He was on annual leave on May 24 when a colleague emailed him to say the ryegrass plants were flowering and those flowers needed to be cut back or bagged to prevent pollen spread.

The plants were grown in a glasshouse but there are strict legislative controls governing GM research.

The colleague asked Dr Kardailsky to OK the proposed cutting or bagging and asked him to file a plan that would outline how to prevent similar incidents.

But in his reply, Dr Kardailsky asked the colleague not to cut any of the flowering heads of the grass, saying he would look at them on his return to work.

His colleague photographed and removed them, which upset Dr Kardailsky, who said he wanted to keep the plants in their flowering state as he didn't have enough records of the later stages of flowering.

"The only words that come to me to describe her behaviour are malicious, ignorant and bullying," Dr Kardailsky said of his colleague.

A Research held an employment investigation into allegations he might not have sufficient contained the ryegrass experiment and that his actions were in breach of Ministry of Primary Industries and Environmental Protection Authority (EPA) regulations.

Dr Kardailsky told A Research there was a contradiction between EPA processes and the terms of the contract governing his experiment.

"He said that were was nothing in the relevant controls that specified that plants could not flower. Dr Kardailsky further advised that he considered that there were issues of systemic non-compliance in the way the Grasslands facility was managed," an Employment Relations Authority judgment says.

AgResearch's investigation concluded that Dr Kardailsky had breached the Crown Research Institute's policies and had failed to follow EPA best practice.

"The report also advised that the investigators found Dr Kardailsky had refused to obey a lawful and reasonable instruction and that his actions were deliberately non-compliant."

AgResearch also told the authority that the breach of containment of pollen was reporter to the Primary Industries Ministry, which defined it as an instance of "critical non compliance".

This is defined as "a major failure in an operation of system that caused, or could have caused a serious risk to bio security, the environment, or health and safety of people and communities."

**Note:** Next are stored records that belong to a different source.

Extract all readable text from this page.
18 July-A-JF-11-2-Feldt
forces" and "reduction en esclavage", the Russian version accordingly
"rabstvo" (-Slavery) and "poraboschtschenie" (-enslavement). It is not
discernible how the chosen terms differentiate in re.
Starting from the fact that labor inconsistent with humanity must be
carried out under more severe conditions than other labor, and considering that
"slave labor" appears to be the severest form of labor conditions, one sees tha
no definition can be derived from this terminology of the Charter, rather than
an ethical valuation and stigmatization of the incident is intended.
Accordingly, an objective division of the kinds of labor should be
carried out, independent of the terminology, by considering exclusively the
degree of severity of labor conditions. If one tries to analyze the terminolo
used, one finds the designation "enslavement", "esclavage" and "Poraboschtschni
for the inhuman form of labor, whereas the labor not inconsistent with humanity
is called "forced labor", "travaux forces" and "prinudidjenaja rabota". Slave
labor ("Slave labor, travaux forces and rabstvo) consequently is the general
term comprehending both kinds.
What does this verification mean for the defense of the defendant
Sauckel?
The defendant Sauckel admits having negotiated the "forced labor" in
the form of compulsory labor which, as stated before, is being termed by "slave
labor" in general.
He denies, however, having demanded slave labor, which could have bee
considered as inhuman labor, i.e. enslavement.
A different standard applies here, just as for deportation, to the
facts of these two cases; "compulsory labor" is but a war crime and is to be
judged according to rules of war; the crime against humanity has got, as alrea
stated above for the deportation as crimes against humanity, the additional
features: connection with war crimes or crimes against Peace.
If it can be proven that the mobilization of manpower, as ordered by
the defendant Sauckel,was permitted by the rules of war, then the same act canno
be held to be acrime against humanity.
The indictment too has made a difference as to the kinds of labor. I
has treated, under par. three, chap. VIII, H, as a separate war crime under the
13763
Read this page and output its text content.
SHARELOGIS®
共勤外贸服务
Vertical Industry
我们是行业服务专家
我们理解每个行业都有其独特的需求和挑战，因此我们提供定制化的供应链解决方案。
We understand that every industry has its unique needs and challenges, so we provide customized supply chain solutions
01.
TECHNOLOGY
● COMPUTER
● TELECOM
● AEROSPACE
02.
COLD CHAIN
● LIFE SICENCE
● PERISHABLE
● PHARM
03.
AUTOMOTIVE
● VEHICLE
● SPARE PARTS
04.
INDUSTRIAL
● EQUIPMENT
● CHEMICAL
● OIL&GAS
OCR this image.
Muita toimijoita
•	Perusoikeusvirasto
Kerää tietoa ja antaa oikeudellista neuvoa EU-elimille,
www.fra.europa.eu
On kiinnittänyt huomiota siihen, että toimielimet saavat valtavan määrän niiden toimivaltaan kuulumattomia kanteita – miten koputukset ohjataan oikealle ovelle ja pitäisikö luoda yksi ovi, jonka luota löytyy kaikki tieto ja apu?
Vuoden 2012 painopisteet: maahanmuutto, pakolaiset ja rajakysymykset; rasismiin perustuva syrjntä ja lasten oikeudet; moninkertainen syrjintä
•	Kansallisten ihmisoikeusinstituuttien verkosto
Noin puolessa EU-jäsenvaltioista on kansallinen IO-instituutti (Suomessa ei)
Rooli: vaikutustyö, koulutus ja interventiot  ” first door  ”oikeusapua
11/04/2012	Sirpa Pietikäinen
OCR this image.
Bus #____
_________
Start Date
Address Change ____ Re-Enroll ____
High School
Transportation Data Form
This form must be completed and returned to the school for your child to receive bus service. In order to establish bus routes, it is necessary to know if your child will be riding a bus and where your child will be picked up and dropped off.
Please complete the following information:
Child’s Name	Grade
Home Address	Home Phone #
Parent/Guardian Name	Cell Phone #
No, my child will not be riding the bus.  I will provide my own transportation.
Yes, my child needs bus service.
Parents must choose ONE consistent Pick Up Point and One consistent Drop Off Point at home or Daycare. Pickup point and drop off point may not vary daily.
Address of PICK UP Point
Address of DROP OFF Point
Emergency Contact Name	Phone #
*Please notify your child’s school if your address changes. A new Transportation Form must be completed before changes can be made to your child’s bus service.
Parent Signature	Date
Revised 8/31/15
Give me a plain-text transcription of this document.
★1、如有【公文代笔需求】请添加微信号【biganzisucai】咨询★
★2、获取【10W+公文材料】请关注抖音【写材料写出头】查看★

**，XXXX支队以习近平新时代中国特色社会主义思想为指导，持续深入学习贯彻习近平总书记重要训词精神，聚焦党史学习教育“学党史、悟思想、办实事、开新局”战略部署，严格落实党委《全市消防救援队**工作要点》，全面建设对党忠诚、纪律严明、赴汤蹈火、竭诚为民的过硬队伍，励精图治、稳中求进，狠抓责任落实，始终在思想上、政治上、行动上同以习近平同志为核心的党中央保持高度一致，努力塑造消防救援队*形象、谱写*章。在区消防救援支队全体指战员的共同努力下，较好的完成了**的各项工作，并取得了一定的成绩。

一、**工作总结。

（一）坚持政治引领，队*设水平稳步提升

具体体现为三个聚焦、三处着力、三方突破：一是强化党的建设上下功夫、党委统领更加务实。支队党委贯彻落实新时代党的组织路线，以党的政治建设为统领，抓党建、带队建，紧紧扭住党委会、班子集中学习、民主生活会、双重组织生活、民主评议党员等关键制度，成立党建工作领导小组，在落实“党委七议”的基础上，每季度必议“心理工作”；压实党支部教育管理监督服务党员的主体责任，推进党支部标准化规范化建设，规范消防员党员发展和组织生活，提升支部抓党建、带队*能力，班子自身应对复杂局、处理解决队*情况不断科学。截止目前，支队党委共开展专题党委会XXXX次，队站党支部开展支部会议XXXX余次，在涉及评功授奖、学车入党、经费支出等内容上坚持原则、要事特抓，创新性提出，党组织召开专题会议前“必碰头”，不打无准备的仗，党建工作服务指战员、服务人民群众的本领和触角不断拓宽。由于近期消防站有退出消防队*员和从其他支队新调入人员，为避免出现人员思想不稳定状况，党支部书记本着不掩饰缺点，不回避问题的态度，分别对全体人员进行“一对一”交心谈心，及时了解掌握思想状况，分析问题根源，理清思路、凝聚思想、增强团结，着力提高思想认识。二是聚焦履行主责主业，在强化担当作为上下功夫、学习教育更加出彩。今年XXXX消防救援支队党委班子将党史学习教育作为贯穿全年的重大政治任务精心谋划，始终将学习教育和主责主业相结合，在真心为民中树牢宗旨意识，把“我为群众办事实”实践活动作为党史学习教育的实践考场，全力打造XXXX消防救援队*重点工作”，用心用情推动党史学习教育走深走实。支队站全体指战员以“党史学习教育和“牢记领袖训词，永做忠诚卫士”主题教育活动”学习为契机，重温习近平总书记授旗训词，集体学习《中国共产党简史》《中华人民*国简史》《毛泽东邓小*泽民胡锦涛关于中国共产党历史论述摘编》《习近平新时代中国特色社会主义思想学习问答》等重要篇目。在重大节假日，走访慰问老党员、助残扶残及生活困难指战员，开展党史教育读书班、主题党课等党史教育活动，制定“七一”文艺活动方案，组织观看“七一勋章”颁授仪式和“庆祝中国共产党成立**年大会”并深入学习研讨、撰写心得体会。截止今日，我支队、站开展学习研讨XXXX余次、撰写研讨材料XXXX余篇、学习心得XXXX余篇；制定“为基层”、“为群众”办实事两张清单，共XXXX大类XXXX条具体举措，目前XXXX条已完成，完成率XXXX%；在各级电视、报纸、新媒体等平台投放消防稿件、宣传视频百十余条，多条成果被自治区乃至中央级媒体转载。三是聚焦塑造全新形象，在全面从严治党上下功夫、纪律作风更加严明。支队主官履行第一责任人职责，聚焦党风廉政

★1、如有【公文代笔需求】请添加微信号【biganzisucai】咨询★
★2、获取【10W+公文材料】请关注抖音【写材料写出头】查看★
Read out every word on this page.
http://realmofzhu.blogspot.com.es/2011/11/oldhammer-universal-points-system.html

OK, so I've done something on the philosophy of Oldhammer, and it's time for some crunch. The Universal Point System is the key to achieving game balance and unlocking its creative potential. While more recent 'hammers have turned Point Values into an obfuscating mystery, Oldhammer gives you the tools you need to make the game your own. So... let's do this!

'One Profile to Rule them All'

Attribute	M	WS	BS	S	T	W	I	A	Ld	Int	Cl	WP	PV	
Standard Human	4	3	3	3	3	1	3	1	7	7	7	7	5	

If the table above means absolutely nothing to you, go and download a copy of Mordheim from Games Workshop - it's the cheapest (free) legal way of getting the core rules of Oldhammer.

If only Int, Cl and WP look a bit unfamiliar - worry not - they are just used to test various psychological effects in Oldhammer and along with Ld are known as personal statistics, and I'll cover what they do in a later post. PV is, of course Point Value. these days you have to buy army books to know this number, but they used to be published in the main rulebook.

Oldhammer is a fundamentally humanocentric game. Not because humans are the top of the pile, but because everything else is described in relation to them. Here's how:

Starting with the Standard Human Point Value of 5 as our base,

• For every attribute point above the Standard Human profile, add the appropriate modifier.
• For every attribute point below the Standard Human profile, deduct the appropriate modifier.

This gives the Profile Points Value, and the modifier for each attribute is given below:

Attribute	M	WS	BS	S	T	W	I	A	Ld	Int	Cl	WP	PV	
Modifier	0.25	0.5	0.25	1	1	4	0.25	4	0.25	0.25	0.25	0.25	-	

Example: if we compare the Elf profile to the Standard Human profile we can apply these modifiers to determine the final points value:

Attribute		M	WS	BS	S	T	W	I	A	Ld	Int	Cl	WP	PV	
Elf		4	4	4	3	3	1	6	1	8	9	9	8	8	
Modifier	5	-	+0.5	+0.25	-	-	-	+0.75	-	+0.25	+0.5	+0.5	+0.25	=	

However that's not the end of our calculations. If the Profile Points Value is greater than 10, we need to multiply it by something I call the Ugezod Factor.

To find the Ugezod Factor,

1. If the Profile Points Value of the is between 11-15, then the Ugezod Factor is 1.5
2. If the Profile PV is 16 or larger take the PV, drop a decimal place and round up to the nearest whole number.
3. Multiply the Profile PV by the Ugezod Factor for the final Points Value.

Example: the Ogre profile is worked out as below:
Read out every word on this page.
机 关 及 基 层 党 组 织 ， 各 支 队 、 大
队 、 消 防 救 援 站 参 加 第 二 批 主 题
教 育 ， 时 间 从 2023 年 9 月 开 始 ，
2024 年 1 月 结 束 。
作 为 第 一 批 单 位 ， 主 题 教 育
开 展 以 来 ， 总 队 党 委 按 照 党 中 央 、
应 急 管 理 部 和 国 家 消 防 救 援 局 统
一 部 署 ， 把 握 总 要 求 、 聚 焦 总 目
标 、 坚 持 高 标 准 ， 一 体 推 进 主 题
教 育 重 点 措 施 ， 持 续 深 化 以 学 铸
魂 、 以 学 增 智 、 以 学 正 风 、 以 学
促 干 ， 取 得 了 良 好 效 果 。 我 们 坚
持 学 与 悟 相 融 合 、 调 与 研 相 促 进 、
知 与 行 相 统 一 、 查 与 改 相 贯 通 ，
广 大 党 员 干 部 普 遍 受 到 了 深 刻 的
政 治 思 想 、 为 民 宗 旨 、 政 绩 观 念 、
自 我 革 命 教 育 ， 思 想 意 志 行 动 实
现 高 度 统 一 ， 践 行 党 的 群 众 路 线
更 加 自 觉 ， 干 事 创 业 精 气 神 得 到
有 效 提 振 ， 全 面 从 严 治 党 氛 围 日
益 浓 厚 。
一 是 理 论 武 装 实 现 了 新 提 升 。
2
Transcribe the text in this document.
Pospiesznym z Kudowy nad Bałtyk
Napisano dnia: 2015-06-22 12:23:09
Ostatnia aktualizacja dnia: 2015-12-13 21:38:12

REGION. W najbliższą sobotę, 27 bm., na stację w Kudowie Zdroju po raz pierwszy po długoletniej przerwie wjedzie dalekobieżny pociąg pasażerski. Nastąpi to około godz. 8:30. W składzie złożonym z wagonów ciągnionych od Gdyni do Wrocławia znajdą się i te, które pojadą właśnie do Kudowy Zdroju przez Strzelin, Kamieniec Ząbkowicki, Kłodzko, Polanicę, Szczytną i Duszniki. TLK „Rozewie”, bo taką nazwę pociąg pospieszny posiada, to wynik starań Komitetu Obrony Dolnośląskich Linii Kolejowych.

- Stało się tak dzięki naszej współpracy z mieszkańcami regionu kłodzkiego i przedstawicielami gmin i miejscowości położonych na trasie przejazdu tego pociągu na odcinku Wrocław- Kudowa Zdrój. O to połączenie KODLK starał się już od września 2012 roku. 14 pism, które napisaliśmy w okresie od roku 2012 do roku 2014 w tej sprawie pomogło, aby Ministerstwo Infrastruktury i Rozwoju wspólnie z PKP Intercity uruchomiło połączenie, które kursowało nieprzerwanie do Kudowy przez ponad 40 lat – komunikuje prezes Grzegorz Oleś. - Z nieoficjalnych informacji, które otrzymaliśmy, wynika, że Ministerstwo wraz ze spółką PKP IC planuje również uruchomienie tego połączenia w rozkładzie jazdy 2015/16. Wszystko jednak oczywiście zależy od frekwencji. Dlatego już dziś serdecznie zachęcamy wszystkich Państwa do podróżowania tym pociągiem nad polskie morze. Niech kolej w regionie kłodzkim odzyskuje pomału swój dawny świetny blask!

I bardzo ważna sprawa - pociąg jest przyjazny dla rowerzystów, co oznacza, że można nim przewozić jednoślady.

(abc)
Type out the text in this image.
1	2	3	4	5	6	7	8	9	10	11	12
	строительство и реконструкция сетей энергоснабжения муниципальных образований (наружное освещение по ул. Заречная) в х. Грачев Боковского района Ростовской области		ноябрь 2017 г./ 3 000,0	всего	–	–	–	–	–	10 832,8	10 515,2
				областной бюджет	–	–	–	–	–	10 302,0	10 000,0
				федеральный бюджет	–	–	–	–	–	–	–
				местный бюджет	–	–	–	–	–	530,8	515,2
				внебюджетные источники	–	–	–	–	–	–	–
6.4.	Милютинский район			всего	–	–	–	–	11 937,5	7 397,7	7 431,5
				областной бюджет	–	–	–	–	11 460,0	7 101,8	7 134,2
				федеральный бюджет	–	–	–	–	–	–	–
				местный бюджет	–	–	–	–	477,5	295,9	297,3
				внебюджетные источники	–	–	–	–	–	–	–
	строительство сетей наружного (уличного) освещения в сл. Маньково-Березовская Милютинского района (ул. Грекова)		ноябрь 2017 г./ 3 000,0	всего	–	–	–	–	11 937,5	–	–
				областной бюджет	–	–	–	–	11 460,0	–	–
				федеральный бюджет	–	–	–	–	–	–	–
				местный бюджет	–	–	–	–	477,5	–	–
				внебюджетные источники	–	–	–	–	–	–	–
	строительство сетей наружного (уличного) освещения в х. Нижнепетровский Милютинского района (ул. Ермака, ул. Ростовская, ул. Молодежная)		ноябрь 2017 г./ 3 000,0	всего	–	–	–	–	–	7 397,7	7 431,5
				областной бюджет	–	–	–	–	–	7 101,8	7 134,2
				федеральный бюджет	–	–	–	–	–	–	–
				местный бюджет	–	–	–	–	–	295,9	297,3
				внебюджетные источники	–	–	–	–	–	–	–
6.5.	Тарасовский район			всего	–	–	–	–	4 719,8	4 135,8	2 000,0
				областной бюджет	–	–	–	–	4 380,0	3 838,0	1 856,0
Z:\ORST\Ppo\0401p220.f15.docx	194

While the main hearing for Dr Kardailsky's employment dispute, where he alleged unjustified dismissal, will be held in December, he applied to the Employment Relations Authority for interim reinstatement.

However, authority member Michele Ryan declined this, noting that Dr Kardailsky's experiment could be resumed later without any negative impact caused by a delay.

He had also not applied for final reinstatement and had not provided the authority with enough evidence to show he would be disadvantaged by not working until December.